Amazingly, he never fought against his treatment. He took it all in stride. He was as content as ever, with a hearty appetite and a devious twinkle in his eye. When I took him out for a walk, he wanted so much to run and play. He didn’t act like he was as badly injured as he was. It was a struggle to keep him from tearing the lead rope out of my hands, which would have meant a serious risk of re-injury. Fortunately, he managed to avoid hurting himself again. When spring gave way to summer, the risk of infection came again, in the form of flies who wanted to constantly land on his wounds. Fortunately, Biz dodged that bullet too. Every day, the wounds closed a little bit. Every day, a little more fresh, pink skin closed in around those gaping holes in his legs.

It took more than 5 months for the wounds to finally close. Biz defied the odds, and he can do most things other horses can do, although he isn’t the most coordinated guy. But then again, he never was. The vet recommended I start riding again at a walk, a month after the accident, because he had so much energy it was getting tough to control him from the ground. We slowly worked back up to normal capacity. If you didn’t know Biz before the accident, you might not notice the hitch he has in his stride, because those front legs just don’t move quite right now. He has extensive scarring across his front legs, where no hair grows. If you look carefully, his chest is still marked with 5 thin, hairless scars, one for each of the 5 strands of that electric wire fence. The bridge of his nose has a bump, and his back legs are dotted with scars too.

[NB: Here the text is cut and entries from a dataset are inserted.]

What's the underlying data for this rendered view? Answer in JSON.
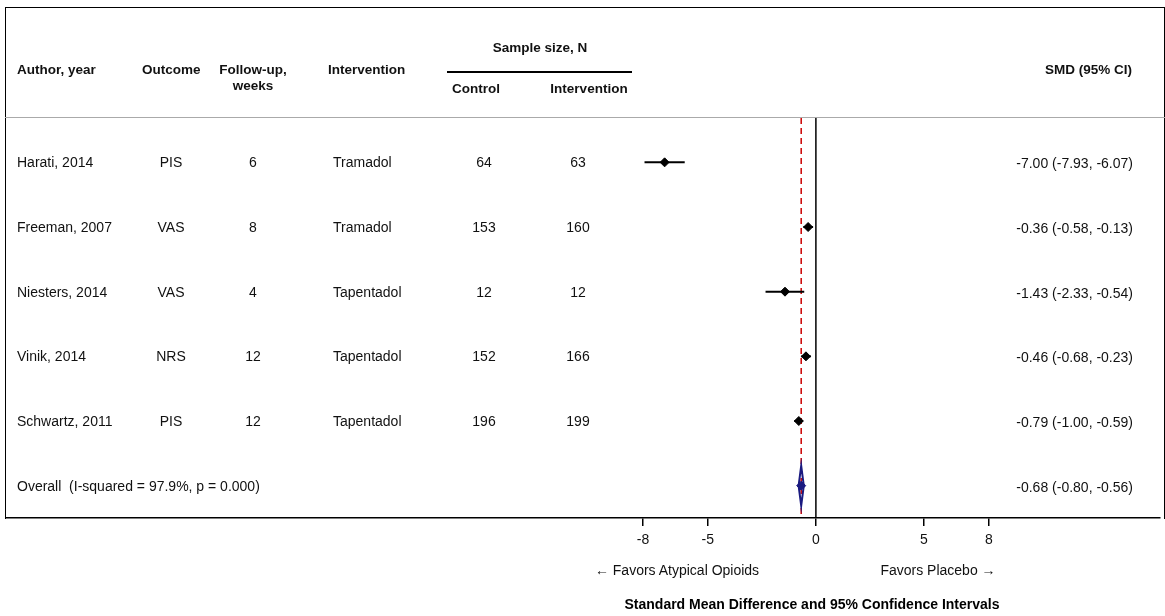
{
  "chart_data": {
    "type": "scatter",
    "orientation": "horizontal",
    "marker": "diamond",
    "categories": [
      "Harati, 2014",
      "Freeman, 2007",
      "Niesters, 2014",
      "Vinik, 2014",
      "Schwartz, 2011",
      "Overall  (I-squared = 97.9%, p = 0.000)"
    ],
    "series": [
      {
        "color": "#000000",
        "values": [
          -7.0,
          -0.36,
          -1.43,
          -0.46,
          -0.79,
          null
        ],
        "errors": [
          [
            -7.93,
            -6.07
          ],
          [
            -0.58,
            -0.13
          ],
          [
            -2.33,
            -0.54
          ],
          [
            -0.68,
            -0.23
          ],
          [
            -1.0,
            -0.59
          ],
          null
        ]
      },
      {
        "color": "#1a1a80",
        "values": [
          null,
          null,
          null,
          null,
          null,
          -0.68
        ],
        "errors": [
          null,
          null,
          null,
          null,
          null,
          [
            -0.8,
            -0.56
          ]
        ]
      }
    ],
    "xlim": [
      -37.5,
      15.9
    ],
    "xticks": [
      -8,
      -5,
      0,
      5,
      8
    ],
    "xlabel": "Standard Mean Difference and 95% Confidence Intervals",
    "ref_lines": [
      {
        "axis": "x",
        "value": 0,
        "color": "#000000",
        "line_style": "solid"
      },
      {
        "axis": "x",
        "value": -0.68,
        "color": "#cc0000",
        "line_style": "dashed"
      }
    ],
    "annotations": [
      "← Favors Atypical Opioids",
      "Favors Placebo →",
      "Author, year",
      "Outcome",
      "Follow-up, weeks",
      "Intervention",
      "Sample size, N",
      "Control",
      "Intervention",
      "SMD (95% CI)",
      "PIS",
      "6",
      "Tramadol",
      "64",
      "63",
      "VAS",
      "8",
      "Tramadol",
      "153",
      "160",
      "VAS",
      "4",
      "Tapentadol",
      "12",
      "12",
      "NRS",
      "12",
      "Tapentadol",
      "152",
      "166",
      "PIS",
      "12",
      "Tapentadol",
      "196",
      "199",
      "-7.00 (-7.93, -6.07)",
      "-0.36 (-0.58, -0.13)",
      "-1.43 (-2.33, -0.54)",
      "-0.46 (-0.68, -0.23)",
      "-0.79 (-1.00, -0.59)",
      "-0.68 (-0.80, -0.56)"
    ]
  }
}
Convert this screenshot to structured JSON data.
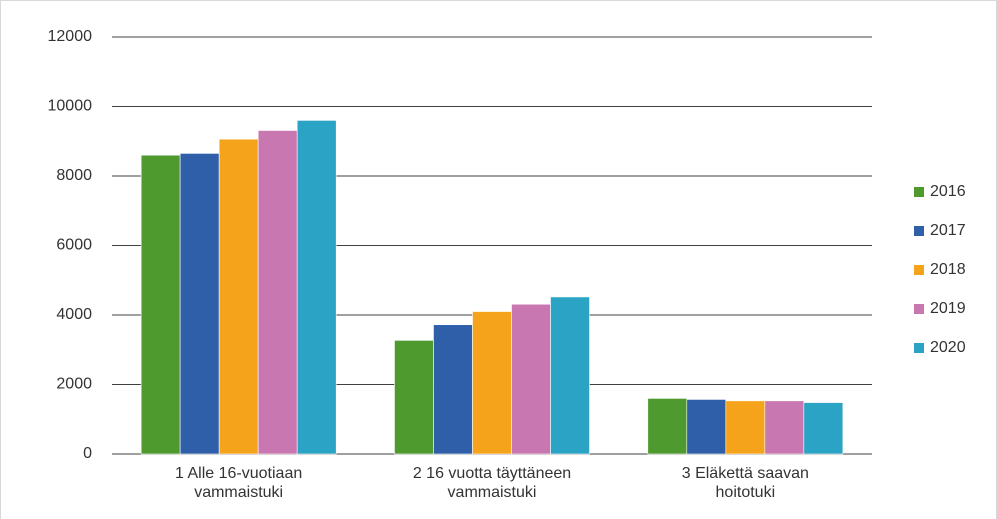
{
  "chart_data": {
    "type": "bar",
    "categories": [
      "1 Alle 16-vuotiaan vammaistuki",
      "2 16 vuotta täyttäneen vammaistuki",
      "3 Eläkettä saavan hoitotuki"
    ],
    "series": [
      {
        "name": "2016",
        "color": "#4f9a2f",
        "values": [
          8600,
          3270,
          1600
        ]
      },
      {
        "name": "2017",
        "color": "#2f5fa9",
        "values": [
          8650,
          3720,
          1570
        ]
      },
      {
        "name": "2018",
        "color": "#f6a31c",
        "values": [
          9060,
          4100,
          1530
        ]
      },
      {
        "name": "2019",
        "color": "#c977b0",
        "values": [
          9310,
          4310,
          1530
        ]
      },
      {
        "name": "2020",
        "color": "#2aa3c4",
        "values": [
          9600,
          4520,
          1480
        ]
      }
    ],
    "ylim": [
      0,
      12000
    ],
    "yticks": [
      0,
      2000,
      4000,
      6000,
      8000,
      10000,
      12000
    ],
    "grid": true,
    "legend": "right"
  }
}
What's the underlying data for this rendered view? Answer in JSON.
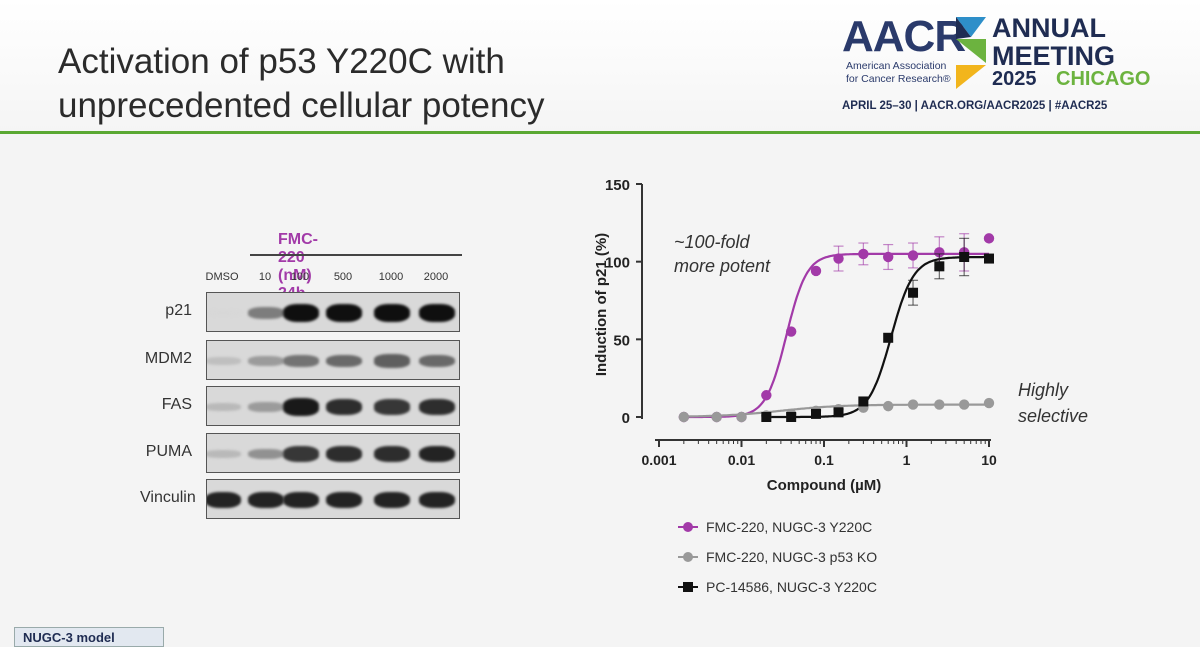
{
  "slide": {
    "title_line1": "Activation of p53 Y220C with",
    "title_line2": "unprecedented cellular potency",
    "footer_tag": "NUGC-3 model"
  },
  "logo": {
    "aacr": "AACR",
    "assoc_line1": "American Association",
    "assoc_line2": "for Cancer Research®",
    "annual": "ANNUAL",
    "meeting": "MEETING",
    "year": "2025",
    "city": "CHICAGO",
    "dates": "APRIL 25–30  |  AACR.ORG/AACR2025  |  #AACR25",
    "colors": {
      "navy": "#1f2c52",
      "green": "#6cb33f",
      "accent_line": "#5aa832"
    }
  },
  "blot": {
    "treatment_label": "FMC-220 (nM) 24h",
    "lanes": [
      "DMSO",
      "10",
      "100",
      "500",
      "1000",
      "2000"
    ],
    "rows": [
      {
        "label": "p21",
        "intensity": [
          0.0,
          0.45,
          1.0,
          1.0,
          1.0,
          1.0
        ]
      },
      {
        "label": "MDM2",
        "intensity": [
          0.12,
          0.3,
          0.5,
          0.55,
          0.6,
          0.55
        ]
      },
      {
        "label": "FAS",
        "intensity": [
          0.15,
          0.3,
          0.95,
          0.85,
          0.8,
          0.85
        ]
      },
      {
        "label": "PUMA",
        "intensity": [
          0.15,
          0.35,
          0.8,
          0.85,
          0.85,
          0.9
        ]
      },
      {
        "label": "Vinculin",
        "intensity": [
          0.9,
          0.9,
          0.9,
          0.9,
          0.9,
          0.9
        ]
      }
    ]
  },
  "chart_data": {
    "type": "scatter",
    "xlabel": "Compound (µM)",
    "ylabel": "Induction of p21 (%)",
    "x_scale": "log",
    "xlim": [
      0.001,
      10
    ],
    "ylim": [
      0,
      150
    ],
    "x_ticks": [
      "0.001",
      "0.01",
      "0.1",
      "1",
      "10"
    ],
    "y_ticks": [
      "0",
      "50",
      "100",
      "150"
    ],
    "grid": false,
    "annotations": [
      {
        "text_line1": "~100-fold",
        "text_line2": "more potent"
      },
      {
        "text_line1": "Highly",
        "text_line2": "selective"
      }
    ],
    "series": [
      {
        "name": "FMC-220, NUGC-3 Y220C",
        "color": "#a23aa8",
        "marker": "circle",
        "x": [
          0.002,
          0.005,
          0.01,
          0.02,
          0.04,
          0.08,
          0.15,
          0.3,
          0.6,
          1.2,
          2.5,
          5,
          10
        ],
        "y": [
          0,
          0,
          0,
          14,
          55,
          94,
          102,
          105,
          103,
          104,
          106,
          106,
          115
        ],
        "err": [
          0,
          0,
          0,
          0,
          0,
          0,
          8,
          7,
          8,
          8,
          10,
          12,
          0
        ],
        "fit": {
          "bottom": 0,
          "top": 105,
          "ec50": 0.035,
          "hill": 3.5
        }
      },
      {
        "name": "FMC-220, NUGC-3 p53 KO",
        "color": "#999999",
        "marker": "circle",
        "x": [
          0.002,
          0.005,
          0.01,
          0.02,
          0.04,
          0.08,
          0.15,
          0.3,
          0.6,
          1.2,
          2.5,
          5,
          10
        ],
        "y": [
          0,
          0,
          0,
          1,
          2,
          4,
          5,
          6,
          7,
          8,
          8,
          8,
          9
        ],
        "err": [
          0,
          0,
          0,
          0,
          0,
          0,
          0,
          0,
          0,
          0,
          0,
          0,
          0
        ],
        "fit": {
          "bottom": 0,
          "top": 8,
          "ec50": 0.03,
          "hill": 1.2
        }
      },
      {
        "name": "PC-14586, NUGC-3 Y220C",
        "color": "#111111",
        "marker": "square",
        "x": [
          0.02,
          0.04,
          0.08,
          0.15,
          0.3,
          0.6,
          1.2,
          2.5,
          5,
          10
        ],
        "y": [
          0,
          0,
          2,
          3,
          10,
          51,
          80,
          97,
          103,
          102
        ],
        "err": [
          0,
          0,
          0,
          0,
          0,
          0,
          8,
          8,
          12,
          0
        ],
        "fit": {
          "bottom": 0,
          "top": 103,
          "ec50": 0.65,
          "hill": 3.2
        }
      }
    ]
  }
}
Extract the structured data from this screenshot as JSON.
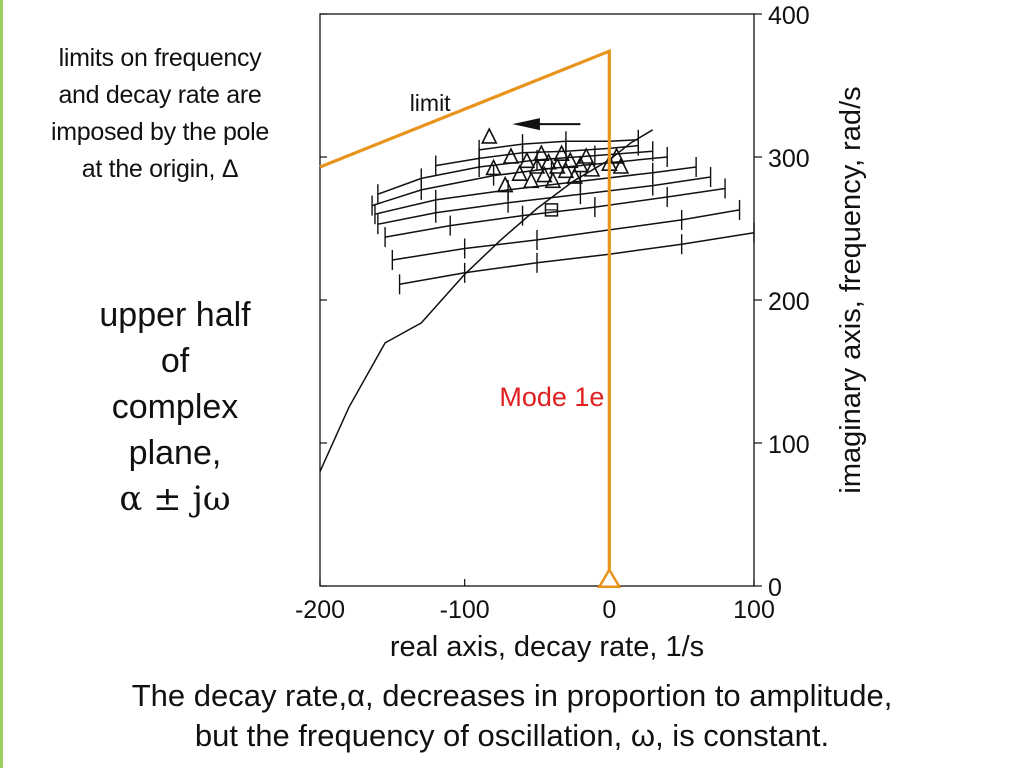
{
  "annotations": {
    "limits_note": [
      "limits on frequency",
      "and decay rate are",
      "imposed by the pole",
      "at the origin, Δ"
    ],
    "plane_note": [
      "upper half",
      "of",
      "complex",
      "plane,",
      "α ± jω"
    ],
    "caption": [
      "The decay rate,α, decreases in proportion to amplitude,",
      "but the frequency of oscillation, ω, is constant."
    ]
  },
  "colors": {
    "limit_line": "#e8941c",
    "mode_label": "#e02020",
    "curves": "#111111",
    "left_bar": "#9bd060"
  },
  "chart_data": {
    "type": "line",
    "xlabel": "real axis, decay rate, 1/s",
    "ylabel": "imaginary axis, frequency, rad/s",
    "xlim": [
      -200,
      100
    ],
    "ylim": [
      0,
      400
    ],
    "x_ticks": [
      -200,
      -100,
      0,
      100
    ],
    "y_ticks": [
      0,
      100,
      200,
      300,
      400
    ],
    "grid": false,
    "annotations": {
      "limit_label": "limit",
      "mode_label": "Mode 1e"
    },
    "limit_line": {
      "x": [
        -200,
        0,
        0
      ],
      "y": [
        293,
        374,
        0
      ]
    },
    "origin_marker": {
      "x": 0,
      "y": 3,
      "symbol": "triangle"
    },
    "root_locus": {
      "x": [
        -200,
        -180,
        -155,
        -130,
        -100,
        -75,
        -50,
        -25,
        0,
        15,
        30
      ],
      "y": [
        80,
        125,
        170,
        184,
        218,
        242,
        264,
        283,
        298,
        310,
        319
      ]
    },
    "square_marker": {
      "x": -40,
      "y": 263
    },
    "curves": [
      {
        "x": [
          -145,
          -100,
          -50,
          0,
          50,
          100
        ],
        "y": [
          211,
          219,
          226,
          232,
          239,
          247
        ]
      },
      {
        "x": [
          -150,
          -100,
          -50,
          0,
          50,
          90
        ],
        "y": [
          228,
          236,
          242,
          249,
          256,
          263
        ]
      },
      {
        "x": [
          -155,
          -110,
          -60,
          -10,
          40,
          80
        ],
        "y": [
          244,
          252,
          259,
          265,
          272,
          278
        ]
      },
      {
        "x": [
          -160,
          -120,
          -70,
          -20,
          30,
          70
        ],
        "y": [
          253,
          261,
          268,
          274,
          280,
          286
        ]
      },
      {
        "x": [
          -162,
          -120,
          -70,
          -20,
          30,
          60
        ],
        "y": [
          260,
          270,
          277,
          283,
          289,
          293
        ]
      },
      {
        "x": [
          -164,
          -130,
          -80,
          -40,
          0,
          40
        ],
        "y": [
          266,
          277,
          287,
          292,
          296,
          300
        ]
      },
      {
        "x": [
          -160,
          -130,
          -90,
          -50,
          -10,
          30
        ],
        "y": [
          274,
          285,
          293,
          298,
          301,
          304
        ]
      },
      {
        "x": [
          -120,
          -90,
          -60,
          -30,
          0,
          20
        ],
        "y": [
          294,
          299,
          303,
          304,
          306,
          308
        ]
      },
      {
        "x": [
          -90,
          -60,
          -30,
          0,
          20
        ],
        "y": [
          305,
          309,
          311,
          311,
          312
        ]
      }
    ],
    "triangle_markers": [
      {
        "x": -83,
        "y": 314
      },
      {
        "x": -80,
        "y": 292
      },
      {
        "x": -72,
        "y": 280
      },
      {
        "x": -68,
        "y": 300
      },
      {
        "x": -62,
        "y": 288
      },
      {
        "x": -57,
        "y": 297
      },
      {
        "x": -54,
        "y": 283
      },
      {
        "x": -50,
        "y": 293
      },
      {
        "x": -47,
        "y": 302
      },
      {
        "x": -45,
        "y": 287
      },
      {
        "x": -42,
        "y": 296
      },
      {
        "x": -39,
        "y": 283
      },
      {
        "x": -36,
        "y": 293
      },
      {
        "x": -33,
        "y": 302
      },
      {
        "x": -30,
        "y": 290
      },
      {
        "x": -27,
        "y": 297
      },
      {
        "x": -24,
        "y": 286
      },
      {
        "x": -20,
        "y": 294
      },
      {
        "x": -16,
        "y": 300
      },
      {
        "x": -12,
        "y": 291
      },
      {
        "x": 0,
        "y": 295
      },
      {
        "x": 5,
        "y": 300
      },
      {
        "x": 8,
        "y": 293
      }
    ]
  }
}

I would like to say Biz grew smarter and more cautious after that, but he didn’t, and he has continued to have a talent for rare and creative injuries and illnesses. I’ve come to accept that it’s part of what makes Biz, Biz. He is almost 30 now, certainly slowing down. For the most part, his flesh tearing injuries have given way to fungal skin infections and the degenerative processes of age. He only has 3 of his original 12 front teeth.  Arthritis makes it difficult for him to get up after he lays down to roll – but once he’s up, he still sometimes runs and plays like a young man.

At the time, it seemed unreal to believe that there was any way Biz could have made it through. But now, I still think about that day, 25 years ago, and how friends and people who barely knew me pulled together to help a gangly, goofy horse become a miracle.